Coming off rounds of touring, anniversary reissues of their classic records and the dark revelation of guitarist Dave Rosser’s cancer diagnosis, In Spades carries a few more of the maniacal stretches that have marked the band’s most interesting moments, especially in the use of Dulli’s voice. For every really beautifully sung passage, there are a few that are almost frightening in their thinness and strain. In the later moments of “Toy Automatic” his falsetto takes the strangest quaver over the trumpet lines, plowing into the broken opening of “Oriole.” There’s no song here quite as catchy as “Uptown Again,” but they all have a claw at you as you pass by.

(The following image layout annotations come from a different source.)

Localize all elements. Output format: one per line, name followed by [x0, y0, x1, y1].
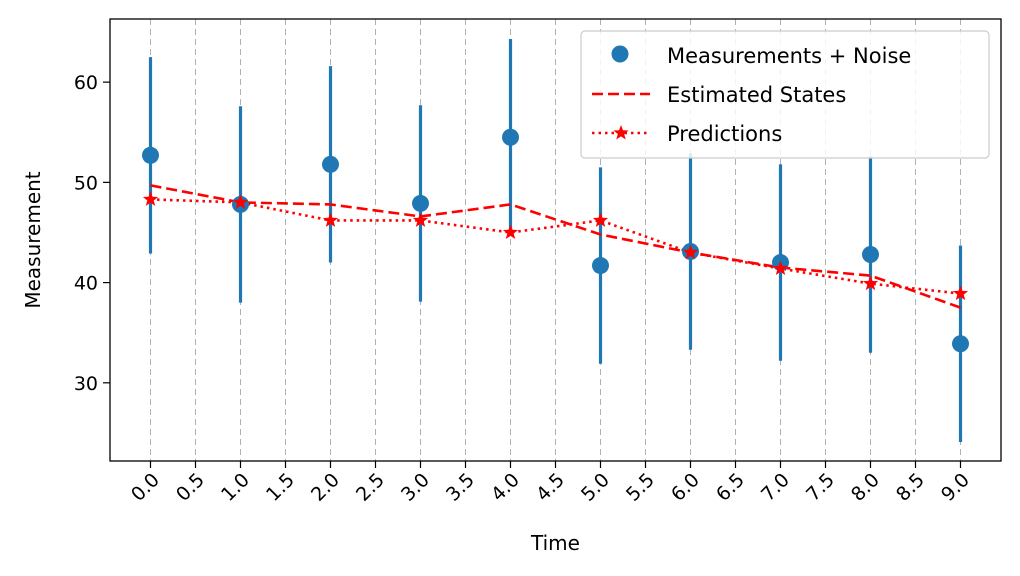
prediction-star — [862, 275, 879, 291]
legend-marker-predictions-star — [613, 125, 629, 140]
measurement-point — [142, 146, 159, 164]
x-tick-label: 4.5 — [532, 469, 569, 506]
x-tick-label: 8.5 — [892, 469, 929, 506]
prediction-star — [502, 224, 519, 239]
series-layer — [142, 39, 969, 442]
measurement-point — [322, 155, 339, 173]
measurement-point — [592, 257, 609, 275]
x-tick-label: 8.0 — [847, 469, 884, 506]
measurement-point — [412, 194, 429, 212]
y-tick-label: 30 — [74, 373, 98, 395]
x-tick-label: 3.0 — [397, 469, 434, 506]
x-tick-label: 7.5 — [802, 469, 839, 506]
x-tick-label: 1.5 — [262, 469, 299, 506]
legend-label: Predictions — [667, 122, 782, 146]
x-tick-label: 3.5 — [442, 469, 479, 506]
legend-label: Estimated States — [667, 83, 846, 107]
x-tick-label: 2.5 — [352, 469, 389, 506]
y-tick-label: 50 — [74, 172, 98, 194]
legend-box — [580, 30, 990, 159]
x-tick-label: 1.0 — [217, 469, 254, 506]
prediction-star — [952, 285, 969, 301]
y-tick-label: 60 — [74, 72, 98, 94]
measurement-point — [952, 335, 969, 353]
x-tick-label: 5.5 — [622, 469, 659, 506]
legend-marker-measurements — [611, 45, 629, 63]
prediction-star — [412, 212, 429, 227]
x-tick-label: 6.5 — [712, 469, 749, 506]
x-tick-label: 0.5 — [172, 469, 209, 506]
prediction-star — [322, 212, 339, 227]
prediction-star — [142, 191, 159, 206]
x-axis-label: Time — [530, 531, 580, 555]
x-tick-label: 5.0 — [577, 469, 614, 506]
legend: Measurements + Noise Estimated States Pred… — [580, 30, 990, 159]
legend-entries: Measurements + Noise Estimated States Pred… — [592, 44, 911, 146]
x-tick-label: 6.0 — [667, 469, 704, 506]
legend-label: Measurements + Noise — [667, 44, 911, 68]
prediction-star — [592, 212, 609, 227]
x-tick-label: 2.0 — [307, 469, 344, 506]
y-tick-label: 40 — [74, 273, 98, 295]
prediction-star — [772, 260, 789, 276]
measurement-point — [862, 246, 879, 264]
measurement-point — [502, 128, 519, 146]
x-tick-label: 7.0 — [757, 469, 794, 506]
estimated-states-line — [150, 184, 961, 309]
prediction-star — [682, 244, 699, 259]
x-tick-label: 0.0 — [127, 469, 164, 506]
x-tick-label: 4.0 — [487, 469, 524, 506]
prediction-star — [232, 194, 249, 209]
x-tick-label: 9.0 — [937, 469, 974, 506]
y-axis-label: Measurement — [21, 171, 45, 308]
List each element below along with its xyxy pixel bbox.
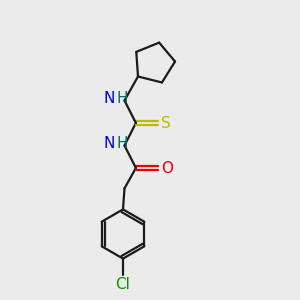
- Text: S: S: [161, 116, 171, 130]
- Text: Cl: Cl: [116, 277, 130, 292]
- Text: H: H: [116, 91, 128, 106]
- Text: H: H: [116, 136, 128, 151]
- Text: N: N: [103, 136, 115, 151]
- Text: O: O: [161, 160, 173, 175]
- Text: N: N: [103, 91, 115, 106]
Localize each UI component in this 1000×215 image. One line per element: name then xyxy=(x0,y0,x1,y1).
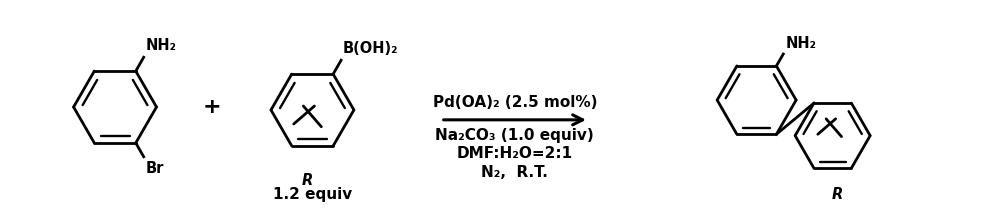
Text: NH₂: NH₂ xyxy=(146,38,177,53)
Text: R: R xyxy=(832,187,843,202)
Text: 1.2 equiv: 1.2 equiv xyxy=(273,187,352,202)
Text: Na₂CO₃ (1.0 equiv): Na₂CO₃ (1.0 equiv) xyxy=(435,128,594,143)
Text: R: R xyxy=(302,173,313,188)
Text: Pd(OA)₂ (2.5 mol%): Pd(OA)₂ (2.5 mol%) xyxy=(433,95,597,110)
Text: DMF:H₂O=2:1: DMF:H₂O=2:1 xyxy=(457,146,573,161)
Text: N₂,  R.T.: N₂, R.T. xyxy=(481,165,548,180)
Text: NH₂: NH₂ xyxy=(785,36,816,51)
Text: B(OH)₂: B(OH)₂ xyxy=(343,41,399,56)
Text: +: + xyxy=(202,97,221,117)
Text: Br: Br xyxy=(146,161,164,176)
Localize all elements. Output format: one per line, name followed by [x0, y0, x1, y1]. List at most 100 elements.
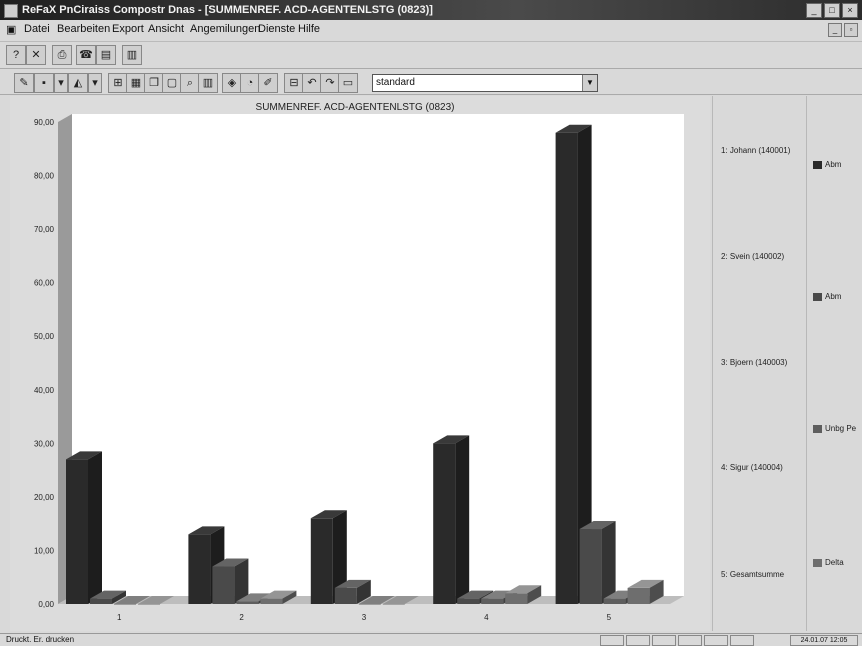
- legend-agent-2: 2: Svein (140002): [721, 252, 785, 261]
- legend-agent-4: 4: Sigur (140004): [721, 463, 783, 472]
- menu-ansicht[interactable]: Ansicht: [148, 23, 185, 35]
- save-icon[interactable]: ▪: [34, 73, 54, 93]
- window-icon[interactable]: ▭: [338, 73, 358, 93]
- chevron-down-icon[interactable]: ▼: [582, 75, 597, 91]
- style-select[interactable]: standard ▼: [372, 74, 598, 92]
- bar-front: [457, 598, 480, 604]
- legend-series-1: Abm: [813, 160, 841, 169]
- legend-agent-5: 5: Gesamtsumme: [721, 570, 785, 579]
- bar-front: [236, 601, 259, 604]
- doc-restore-button[interactable]: ▫: [844, 23, 858, 37]
- rotate-icon[interactable]: ◈: [222, 73, 242, 93]
- bar-top: [310, 510, 347, 519]
- bar-front: [90, 598, 112, 604]
- menu-hilfe[interactable]: Hilfe: [298, 23, 321, 35]
- close-button[interactable]: ×: [842, 3, 858, 18]
- agent-legend: 1: Johann (140001) 2: Svein (140002) 3: …: [712, 96, 805, 631]
- bar-side: [455, 435, 470, 604]
- bar-side: [88, 451, 102, 604]
- series-legend: Abm Abm Unbg Pe Delta: [806, 96, 862, 631]
- bar-top: [138, 596, 174, 604]
- wizard-icon[interactable]: ✎: [14, 73, 34, 93]
- bar-front: [481, 598, 504, 604]
- menu-dienste[interactable]: Dienste: [258, 23, 296, 35]
- bar-front: [603, 598, 626, 604]
- status-text: Druckt. Er. drucken: [6, 635, 75, 644]
- chart-type-icon[interactable]: ▥: [198, 73, 218, 93]
- menu-datei[interactable]: Datei: [24, 23, 50, 35]
- legend-series-2: Abm: [813, 292, 841, 301]
- doc-minimize-button[interactable]: _: [828, 23, 842, 37]
- bar-top: [236, 593, 273, 602]
- bar-top: [457, 590, 494, 599]
- zoom-icon[interactable]: ⌕: [180, 73, 200, 93]
- paste-icon[interactable]: ▢: [162, 73, 182, 93]
- bar-side: [356, 579, 371, 604]
- bar-side: [282, 590, 297, 604]
- dropdown-arrow-icon[interactable]: ▾: [88, 73, 102, 93]
- menu-export[interactable]: Export: [112, 23, 144, 35]
- bar-top: [358, 596, 395, 604]
- table-icon[interactable]: ▦: [126, 73, 146, 93]
- phone-icon[interactable]: ☎: [76, 45, 96, 65]
- close-doc-icon[interactable]: ✕: [26, 45, 46, 65]
- filter-icon[interactable]: ⊟: [284, 73, 304, 93]
- edit-icon[interactable]: ✐: [258, 73, 278, 93]
- bar-front: [138, 604, 160, 605]
- chart-title: SUMMENREF. ACD-AGENTENLSTG (0823): [256, 102, 455, 113]
- menu-angemilungen[interactable]: Angemilungen: [190, 23, 261, 35]
- paint-icon[interactable]: ◭: [68, 73, 88, 93]
- bar-top: [90, 590, 126, 599]
- redo-icon[interactable]: ↷: [320, 73, 340, 93]
- bar-top: [212, 558, 249, 567]
- y-tick-label: 10,00: [34, 546, 55, 555]
- undo-icon[interactable]: ↶: [302, 73, 322, 93]
- print-icon[interactable]: ⎙: [52, 45, 72, 65]
- report-icon[interactable]: ▤: [96, 45, 116, 65]
- bar-front: [334, 587, 357, 604]
- status-box: [626, 635, 650, 646]
- y-tick-label: 70,00: [34, 225, 55, 234]
- copy-icon[interactable]: ❐: [144, 73, 164, 93]
- bar-top: [66, 451, 102, 460]
- dropdown-arrow-icon[interactable]: ▾: [54, 73, 68, 93]
- bar-front: [114, 604, 136, 605]
- x-tick-label: 2: [239, 613, 244, 622]
- grid-icon[interactable]: ⊞: [108, 73, 128, 93]
- y-tick-label: 80,00: [34, 172, 55, 181]
- chart-icon[interactable]: ▥: [122, 45, 142, 65]
- chart-panel: SUMMENREF. ACD-AGENTENLSTG (0823) 0,00 10…: [10, 96, 710, 631]
- bar-front: [212, 566, 235, 604]
- back-wall: [72, 114, 684, 596]
- bar-front: [66, 459, 88, 604]
- help-icon[interactable]: ?: [6, 45, 26, 65]
- bar-front: [382, 604, 405, 605]
- chart-toolbar: ✎ ▪ ▾ ◭ ▾ ⊞ ▦ ❐ ▢ ⌕ ▥ ◈ ◔ ✐ ⊟ ↶ ↷ ▭: [0, 70, 862, 95]
- bar-side: [112, 590, 126, 604]
- bar-side: [649, 579, 664, 604]
- menu-bearbeiten[interactable]: Bearbeiten: [57, 23, 111, 35]
- minimize-button[interactable]: _: [806, 3, 822, 18]
- bar-side: [234, 558, 249, 604]
- bar-front: [555, 132, 578, 604]
- document-menu-icon[interactable]: ▣: [6, 24, 17, 36]
- x-tick-label: 4: [484, 613, 489, 622]
- legend-series-label: Abm: [825, 160, 842, 169]
- legend-series-label: Unbg Pe: [825, 424, 857, 433]
- window-controls: _ □ ×: [806, 3, 858, 18]
- status-box: [730, 635, 754, 646]
- legend-swatch: [813, 160, 822, 169]
- pie-icon[interactable]: ◔: [240, 73, 260, 93]
- bar-front: [433, 443, 456, 604]
- menu-bar: ▣ Datei Bearbeiten Export Ansicht Angemi…: [0, 22, 862, 39]
- maximize-button[interactable]: □: [824, 3, 840, 18]
- legend-agent-3: 3: Bjoern (140003): [721, 358, 788, 367]
- status-box: [652, 635, 676, 646]
- bar-front: [358, 604, 381, 605]
- y-tick-label: 40,00: [34, 386, 55, 395]
- app-icon[interactable]: [4, 4, 18, 18]
- x-tick-label: 5: [607, 613, 612, 622]
- status-box: [600, 635, 624, 646]
- legend-series-3: Unbg Pe: [813, 424, 856, 433]
- bar-top: [433, 435, 470, 444]
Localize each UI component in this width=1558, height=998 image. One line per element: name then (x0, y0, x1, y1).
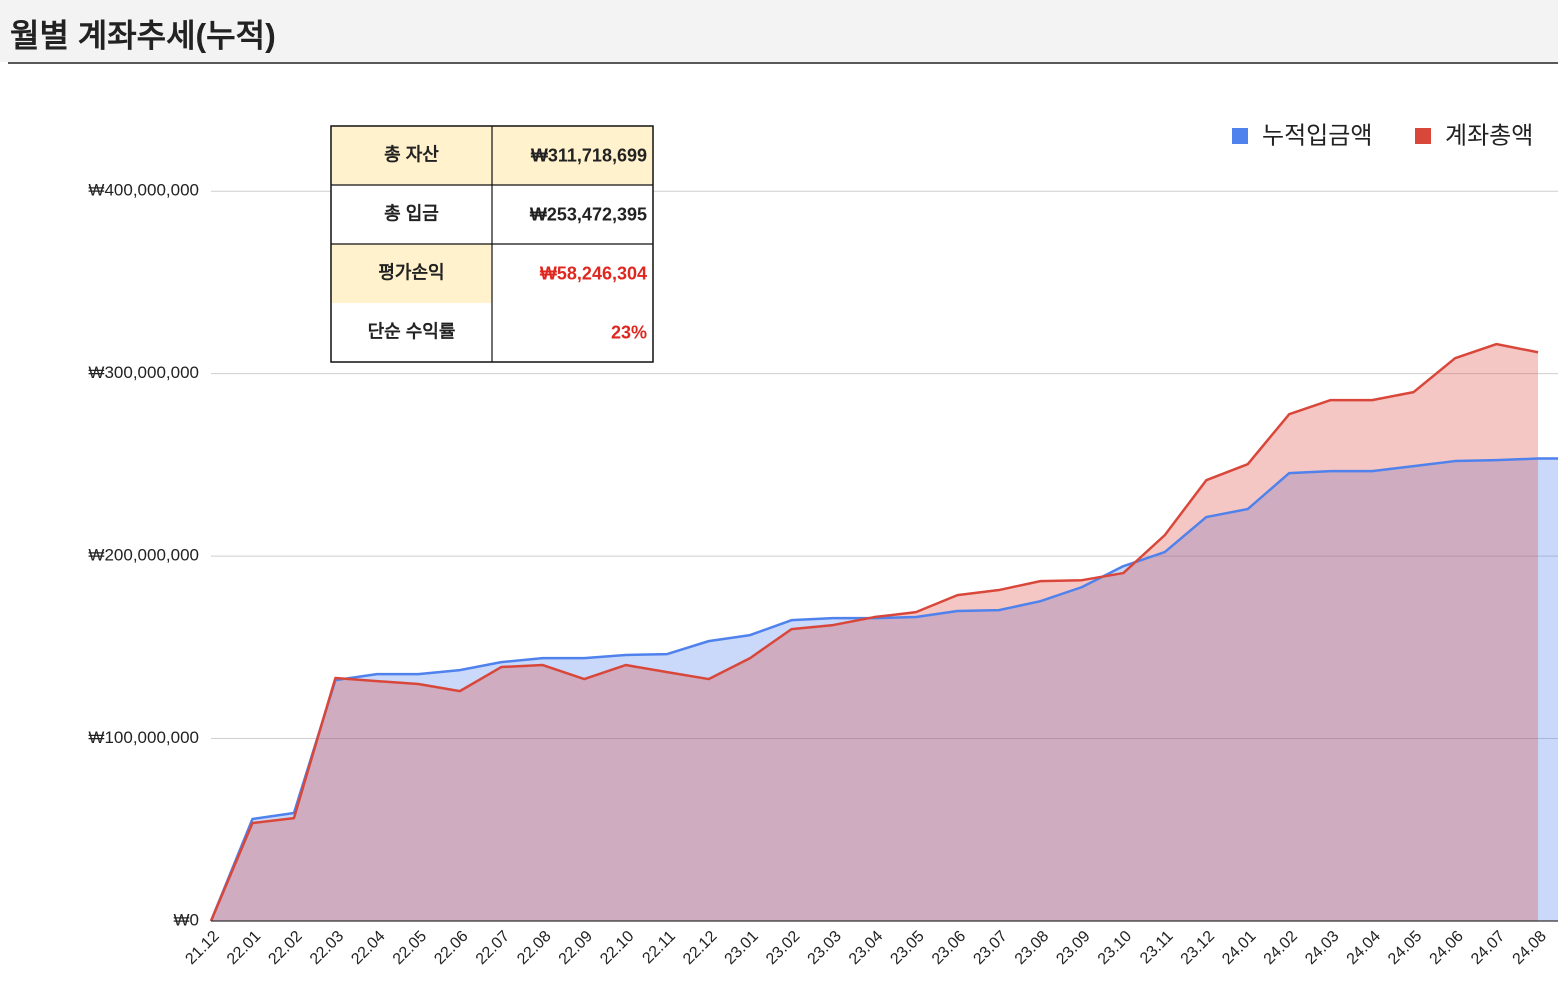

The great thing about In Spades, is that the Afghan Whigs have fully recommitted to their singular, weird hurter-and-hurt dynamic. Cover art on, there’s a creepy desperation that ducks and slobbers through the album, and it’s usually gripping. Take the opener – “Birdland,” a song that what a more emotionally twisted Bon Iver would make if cornered, which then rolls into the caterwaul of “Arabian Heights.” While sonically none of this quite falls in with, say, a Sampha album, you can’t help but love the sense that Dulli always knows a bit more than he’s letting on. Long may he slither.